Berk doğduktan sonra, birçok çalışan annenin yaşadığı işe dönüş dramını yaşamaya başladım.  Gece gündüz 24 saatimi onunla geçiriyordum. Oğlumun ayrıca kolik ve reflü bir bebek olmasından dolayı çok zor ve çok yorucu zamanlar geçiriyordum ancak anne olmak çok güzeldi, bana göre dünyanın en tatlı varlığını büyütüyordum. Ücretli iznim biter bitmez, içimde ufaktan endişeler başlamıştı, iznin bir bölümünü tamamlamıştık.  Yine de sakin olmalıydım, şimdiden bunları düşünmemeliydim önümde 6 aylık bir süre daha vardı.

Ücretsiz izin alabildiğim için kendimi şanslı saymakla birlikte, 16 haftalık ücretli izinlerini doldurup, 3 aylık bebeklerini bırakıp işe dönmek zorunda kalan anneler için fena hale üzülüyordum.  Berk’in 3 aylık haline bakıyordum, sadece anne sütü ile beslenen ve annesinin sıcaklığına muhtaç minnacık bir bebek, nasıl ayrı kalabilecekti sabahtan akşama kadar benden? İlk 6 ay sadece anne sütü önerilirken, çalışan bir anne nasıl olup da sabahtan akşama bebeğinin ihtiyaç duyduğu miktarda sütü sağıp da o yokken evde hazır edebilecekti?  Çevremdeki birçok arkadaşım, sırf bu nedenle istemeden de olsa çocuklarına hazır mama vermek zorunda kaldılar.

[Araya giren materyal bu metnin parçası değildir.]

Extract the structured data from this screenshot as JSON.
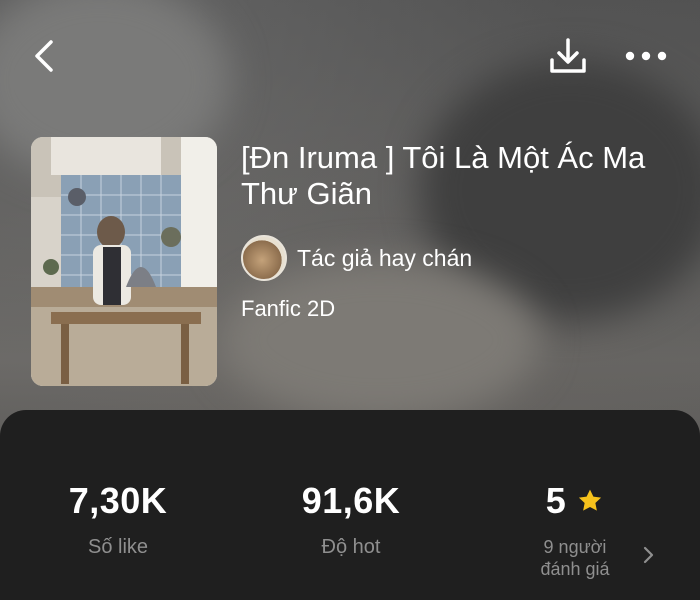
{
  "header": {
    "title": "[Đn Iruma ] Tôi Là Một Ác Ma Thư Giãn",
    "author": "Tác giả hay chán",
    "genre": "Fanfic 2D"
  },
  "stats": {
    "likes": {
      "value": "7,30K",
      "label": "Số like"
    },
    "hot": {
      "value": "91,6K",
      "label": "Độ hot"
    },
    "rating": {
      "value": "5",
      "sub_line1": "9 người",
      "sub_line2": "đánh giá"
    }
  },
  "icons": {
    "back": "chevron-left-icon",
    "download": "download-icon",
    "more": "more-horizontal-icon",
    "star": "star-icon",
    "chevron": "chevron-right-icon"
  },
  "colors": {
    "panel": "#1f1f1f",
    "star": "#f6c21c",
    "label": "#8f8f8f"
  }
}
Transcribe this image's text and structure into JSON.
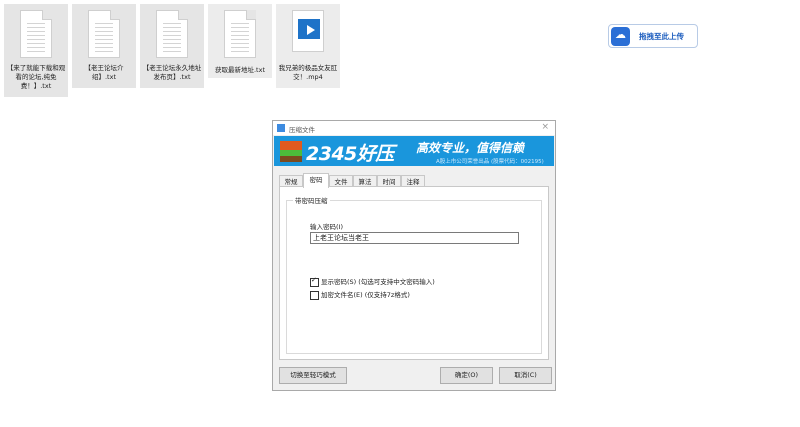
{
  "desktop": {
    "files": [
      {
        "label": "【来了就能下载和观看的论坛,纯免费！】.txt",
        "type": "txt"
      },
      {
        "label": "【老王论坛介绍】.txt",
        "type": "txt"
      },
      {
        "label": "【老王论坛永久地址发布页】.txt",
        "type": "txt"
      },
      {
        "label": "获取最新地址.txt",
        "type": "txt"
      },
      {
        "label": "我兄弟的极品女友肛交！.mp4",
        "type": "mp4"
      }
    ],
    "upload_button": {
      "label": "拖拽至此上传",
      "icon": "cloud-upload-icon"
    }
  },
  "dialog": {
    "title": "压缩文件",
    "close": "×",
    "banner": {
      "logo": "2345好压",
      "slogan": "高效专业，值得信赖",
      "subtitle": "A股上市公司荣誉出品 (股票代码：002195)"
    },
    "tabs": [
      {
        "label": "常规",
        "active": false
      },
      {
        "label": "密码",
        "active": true
      },
      {
        "label": "文件",
        "active": false
      },
      {
        "label": "算法",
        "active": false
      },
      {
        "label": "时间",
        "active": false
      },
      {
        "label": "注释",
        "active": false
      }
    ],
    "group_label": "带密码压缩",
    "password_label": "输入密码(I)",
    "password_value": "上老王论坛当老王",
    "show_password": {
      "label": "显示密码(S) (勾选可支持中文密码输入)",
      "checked": true
    },
    "encrypt_names": {
      "label": "加密文件名(E) (仅支持7z格式)",
      "checked": false
    },
    "buttons": {
      "mode": "切换至轻巧模式",
      "ok": "确定(O)",
      "cancel": "取消(C)"
    },
    "colors": {
      "banner": "#1a96dc",
      "accent": "#2b6fd6"
    }
  }
}
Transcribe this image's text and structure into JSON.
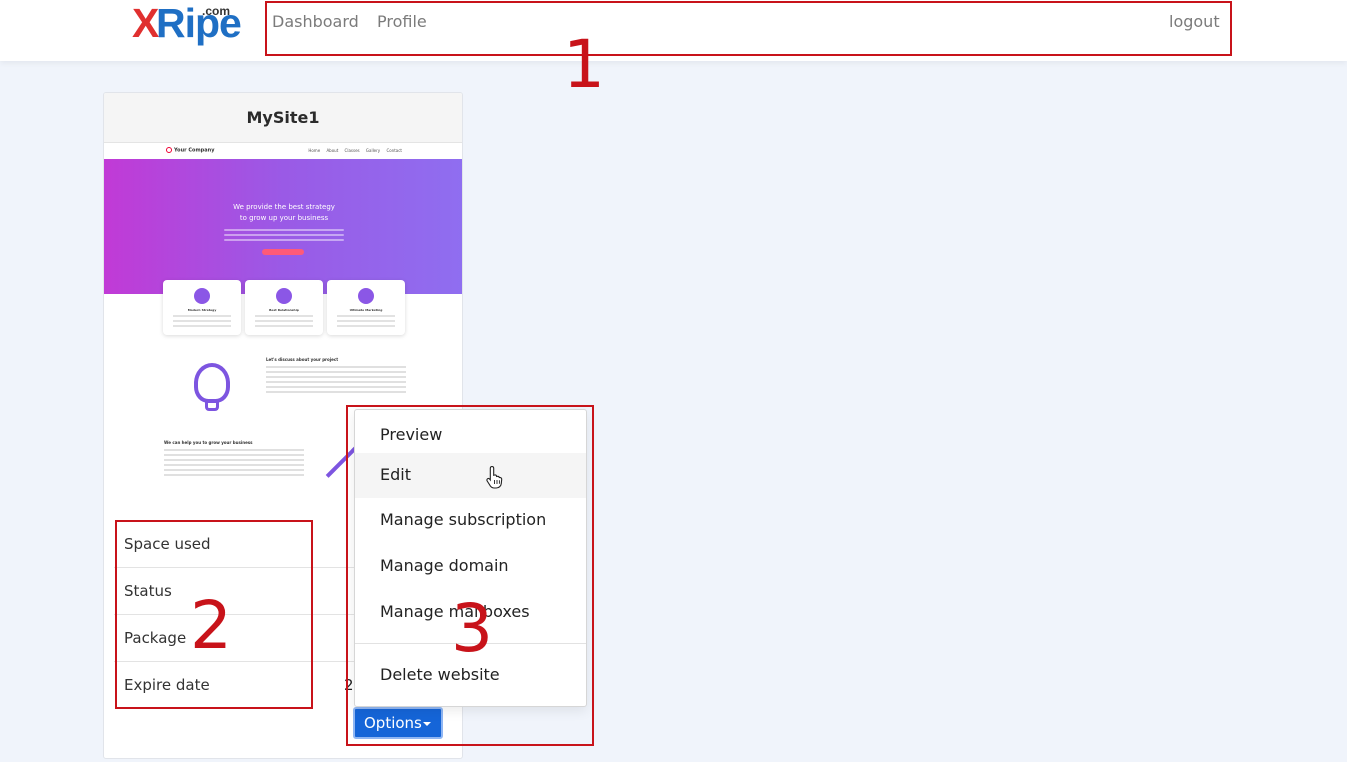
{
  "navbar": {
    "logo": {
      "x_letter": "X",
      "rest": "Ripe",
      "suffix": ".com"
    },
    "links": [
      "Dashboard",
      "Profile"
    ],
    "logout": "logout"
  },
  "annotations": [
    "1",
    "2",
    "3"
  ],
  "site_card": {
    "title": "MySite1",
    "thumbnail": {
      "brand": "Your Company",
      "menu": [
        "Home",
        "About",
        "Classes",
        "Gallery",
        "Contact"
      ],
      "hero_title_1": "We provide the best strategy",
      "hero_title_2": "to grow up your business",
      "features": [
        "Modern Strategy",
        "Best Relationship",
        "Ultimate Marketing"
      ],
      "section1_heading": "Let's discuss about your project",
      "section2_heading": "We can help you to grow your business"
    },
    "info": [
      {
        "label": "Space used",
        "value": ""
      },
      {
        "label": "Status",
        "value": ""
      },
      {
        "label": "Package",
        "value": ""
      },
      {
        "label": "Expire date",
        "value": "20"
      }
    ],
    "options_label": "Options"
  },
  "dropdown": {
    "items": [
      "Preview",
      "Edit",
      "Manage subscription",
      "Manage domain",
      "Manage mailboxes"
    ],
    "danger_item": "Delete website",
    "hovered": "Edit"
  },
  "colors": {
    "accent": "#1565d8",
    "annotation": "#c8131a",
    "logo_red": "#e0302f",
    "logo_blue": "#1f6fc4"
  }
}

En azından ilk 9 ayında onun yanında olabildiğim için kendimi teselli ediyordum ancak yine de 9 aylık dediğin varlık,  henüz herhangi bir “yaş” ile ifade edilemeyen bir bebekti. Zaman daraldıkça beni de sıkıntılar basıyordu. İşe dönmeyecek olan ya da zaten çalışmayarak bebeğine bakan arkadaşlara özeniyordum. İznimin bitmesine yakın haftalardan bir gün, eşim – aynı işyerinde çalışıyoruz- bana birlikte çalıştığımız bir başka arkadaşımdan haber getirdi.  Dediğine göre, şirketimizde bir de ekstra alabileceğimiz ücretsiz mazeret izni varmış ve doğum sonrası izin ile birleştirilebiliyormuş. Bu haberi alınca resmen havalara uçtum. Hemen yöneticimden izin aldım ve toplamda 2şer aydan 2 kez izin alıp iznimi 4 ay daha uzatma şansım oldu.  Bu şekilde, toplamda 14 ay izin alarak oğlum 13 aylık iken işe döndüm. En azından onu 1 yaşından fazla büyütmüş olarak işe döneceğim için biraz rahatlamıştım.

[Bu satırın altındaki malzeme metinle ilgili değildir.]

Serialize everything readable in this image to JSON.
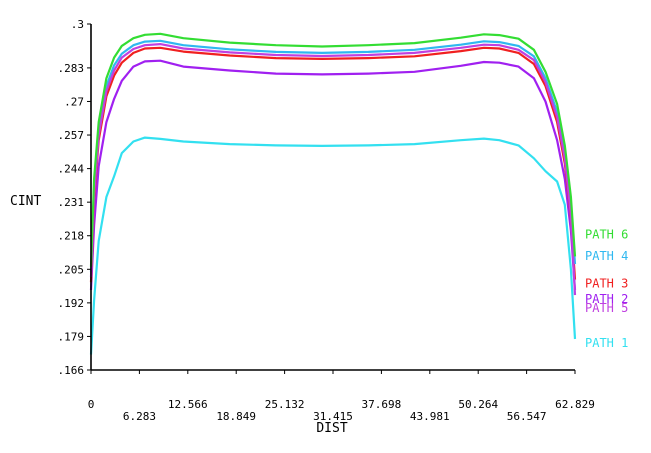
{
  "chart_data": {
    "type": "line",
    "xlabel": "DIST",
    "ylabel": "CINT",
    "xlim": [
      0,
      62.829
    ],
    "ylim": [
      0.166,
      0.3
    ],
    "x_ticks": [
      {
        "label": "0",
        "value": 0,
        "row": 0
      },
      {
        "label": "6.283",
        "value": 6.283,
        "row": 1
      },
      {
        "label": "12.566",
        "value": 12.566,
        "row": 0
      },
      {
        "label": "18.849",
        "value": 18.849,
        "row": 1
      },
      {
        "label": "25.132",
        "value": 25.132,
        "row": 0
      },
      {
        "label": "31.415",
        "value": 31.415,
        "row": 1
      },
      {
        "label": "37.698",
        "value": 37.698,
        "row": 0
      },
      {
        "label": "43.981",
        "value": 43.981,
        "row": 1
      },
      {
        "label": "50.264",
        "value": 50.264,
        "row": 0
      },
      {
        "label": "56.547",
        "value": 56.547,
        "row": 1
      },
      {
        "label": "62.829",
        "value": 62.829,
        "row": 0
      }
    ],
    "y_ticks": [
      {
        "label": ".166",
        "value": 0.166
      },
      {
        "label": ".179",
        "value": 0.179
      },
      {
        "label": ".192",
        "value": 0.192
      },
      {
        "label": ".205",
        "value": 0.205
      },
      {
        "label": ".218",
        "value": 0.218
      },
      {
        "label": ".231",
        "value": 0.231
      },
      {
        "label": ".244",
        "value": 0.244
      },
      {
        "label": ".257",
        "value": 0.257
      },
      {
        "label": ".27",
        "value": 0.27
      },
      {
        "label": ".283",
        "value": 0.283
      },
      {
        "label": ".3",
        "value": 0.3
      }
    ],
    "grid": false,
    "legend_placement": "right",
    "series": [
      {
        "name": "PATH 1",
        "color": "#33e0f0",
        "legend_value": 0.1765,
        "x": [
          0,
          0.4,
          1.0,
          2.0,
          3.0,
          4.0,
          5.5,
          7.0,
          9.0,
          12.0,
          18.0,
          24.0,
          30.0,
          36.0,
          42.0,
          48.0,
          51.0,
          53.0,
          55.5,
          57.5,
          59.0,
          60.5,
          61.5,
          62.3,
          62.829
        ],
        "y": [
          0.172,
          0.193,
          0.216,
          0.233,
          0.241,
          0.25,
          0.2545,
          0.256,
          0.2555,
          0.2545,
          0.2535,
          0.253,
          0.2528,
          0.253,
          0.2535,
          0.255,
          0.2556,
          0.255,
          0.253,
          0.248,
          0.243,
          0.239,
          0.23,
          0.205,
          0.178
        ]
      },
      {
        "name": "PATH 2",
        "color": "#a020f0",
        "legend_value": 0.1935,
        "x": [
          0,
          0.4,
          1.0,
          2.0,
          3.0,
          4.0,
          5.5,
          7.0,
          9.0,
          12.0,
          18.0,
          24.0,
          30.0,
          36.0,
          42.0,
          48.0,
          51.0,
          53.0,
          55.5,
          57.5,
          59.0,
          60.5,
          61.5,
          62.3,
          62.829
        ],
        "y": [
          0.197,
          0.222,
          0.245,
          0.262,
          0.271,
          0.278,
          0.2835,
          0.2855,
          0.2858,
          0.2835,
          0.282,
          0.2808,
          0.2805,
          0.2808,
          0.2815,
          0.2838,
          0.2853,
          0.285,
          0.2835,
          0.279,
          0.27,
          0.255,
          0.24,
          0.22,
          0.197
        ]
      },
      {
        "name": "PATH 3",
        "color": "#f02020",
        "legend_value": 0.1995,
        "x": [
          0,
          0.4,
          1.0,
          2.0,
          3.0,
          4.0,
          5.5,
          7.0,
          9.0,
          12.0,
          18.0,
          24.0,
          30.0,
          36.0,
          42.0,
          48.0,
          51.0,
          53.0,
          55.5,
          57.5,
          59.0,
          60.5,
          61.5,
          62.3,
          62.829
        ],
        "y": [
          0.2,
          0.232,
          0.255,
          0.272,
          0.28,
          0.285,
          0.2888,
          0.2905,
          0.2908,
          0.2893,
          0.2878,
          0.2868,
          0.2865,
          0.2868,
          0.2875,
          0.2895,
          0.2908,
          0.2905,
          0.2888,
          0.2845,
          0.276,
          0.262,
          0.246,
          0.225,
          0.201
        ]
      },
      {
        "name": "PATH 4",
        "color": "#2fb8f0",
        "legend_value": 0.2101,
        "x": [
          0,
          0.4,
          1.0,
          2.0,
          3.0,
          4.0,
          5.5,
          7.0,
          9.0,
          12.0,
          18.0,
          24.0,
          30.0,
          36.0,
          42.0,
          48.0,
          51.0,
          53.0,
          55.5,
          57.5,
          59.0,
          60.5,
          61.5,
          62.3,
          62.829
        ],
        "y": [
          0.204,
          0.237,
          0.259,
          0.276,
          0.284,
          0.2885,
          0.2918,
          0.2932,
          0.2935,
          0.2918,
          0.2902,
          0.2892,
          0.2888,
          0.2892,
          0.29,
          0.292,
          0.2933,
          0.293,
          0.2915,
          0.2875,
          0.279,
          0.266,
          0.25,
          0.23,
          0.207
        ]
      },
      {
        "name": "PATH 5",
        "color": "#c040e0",
        "legend_value": 0.19,
        "x": [
          0,
          0.4,
          1.0,
          2.0,
          3.0,
          4.0,
          5.5,
          7.0,
          9.0,
          12.0,
          18.0,
          24.0,
          30.0,
          36.0,
          42.0,
          48.0,
          51.0,
          53.0,
          55.5,
          57.5,
          59.0,
          60.5,
          61.5,
          62.3,
          62.829
        ],
        "y": [
          0.202,
          0.234,
          0.257,
          0.274,
          0.282,
          0.287,
          0.2903,
          0.2918,
          0.2922,
          0.2905,
          0.289,
          0.288,
          0.2876,
          0.288,
          0.2888,
          0.2908,
          0.292,
          0.2918,
          0.29,
          0.286,
          0.2775,
          0.264,
          0.248,
          0.226,
          0.195
        ]
      },
      {
        "name": "PATH 6",
        "color": "#33dd33",
        "legend_value": 0.2185,
        "x": [
          0,
          0.4,
          1.0,
          2.0,
          3.0,
          4.0,
          5.5,
          7.0,
          9.0,
          12.0,
          18.0,
          24.0,
          30.0,
          36.0,
          42.0,
          48.0,
          51.0,
          53.0,
          55.5,
          57.5,
          59.0,
          60.5,
          61.5,
          62.3,
          62.829
        ],
        "y": [
          0.206,
          0.24,
          0.262,
          0.279,
          0.287,
          0.2915,
          0.2945,
          0.2958,
          0.2962,
          0.2945,
          0.2928,
          0.2918,
          0.2913,
          0.2918,
          0.2926,
          0.2947,
          0.296,
          0.2957,
          0.2943,
          0.29,
          0.2815,
          0.269,
          0.253,
          0.233,
          0.21
        ]
      }
    ]
  }
}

İşe dönüp dönmemekte yaşadığım kararsızlık beni günden güne geriyordu yine de. Eşimle, ailemle bu konuda defalarca konuşma yaptım. Aslında, maddi şartlara baktığımda zaten bugünün koşullarında dönmem elzem bir durumdu. Eşimin bu noktada bana gösterdiği destek için ne kadar minnettar olsam azdır, o bana her türlü durumda destek olacağını, çalışıp çalışmamanın benim kararım olduğunu, çalışmak istemiyorsam ne olursa olsun ailesinin maddi manevi yanında olacağını her zaman söylüyordu. Lakin o günkü koşullarda onu zorlamak istemedim. “İşe dönersen azından çalışan anne olmanın nasıl olduğunu da deneyimlemiş olursun, hiçbir zaman dönülemeyecek bir yolsa değilsin, tercihlerini her zaman değiştirebilirsin” demişti eşim.

İşe döneceğim günden önceki gece gözyaşları içinde uykuya daldığımı hiçbir zaman unutmayacağım. Oğluma anneannesi ve babaannesi dönüşümlü olarak bakacaklardı, bu nedenle en azından onu seven ve ilgilenen insanlarla baş başa bırakacağım için içim huzurluydu. Yine de onu sabah bırakıp giderken, akşama kadar yanında olamayacağım için içime taş oturmuştu adeta. Senelerdir çalıştığım işyerime geldiğimde sudan çıkmış balık gibi hissediyordum kendimi, o ilk gün aklım hep oğlumdaydı, tuvalete gidip gizli gizli ağlıyordum. Babaannesini arıyordum, o da aklım kalmasın diye beni arayıp her şeyin yolunda olduğunu söylüyordu. Arkadaşlarım ailem zamanla alışacağımı söylüyordu, iyi ama insan her şeye alışmak zorunda mıydı sanki?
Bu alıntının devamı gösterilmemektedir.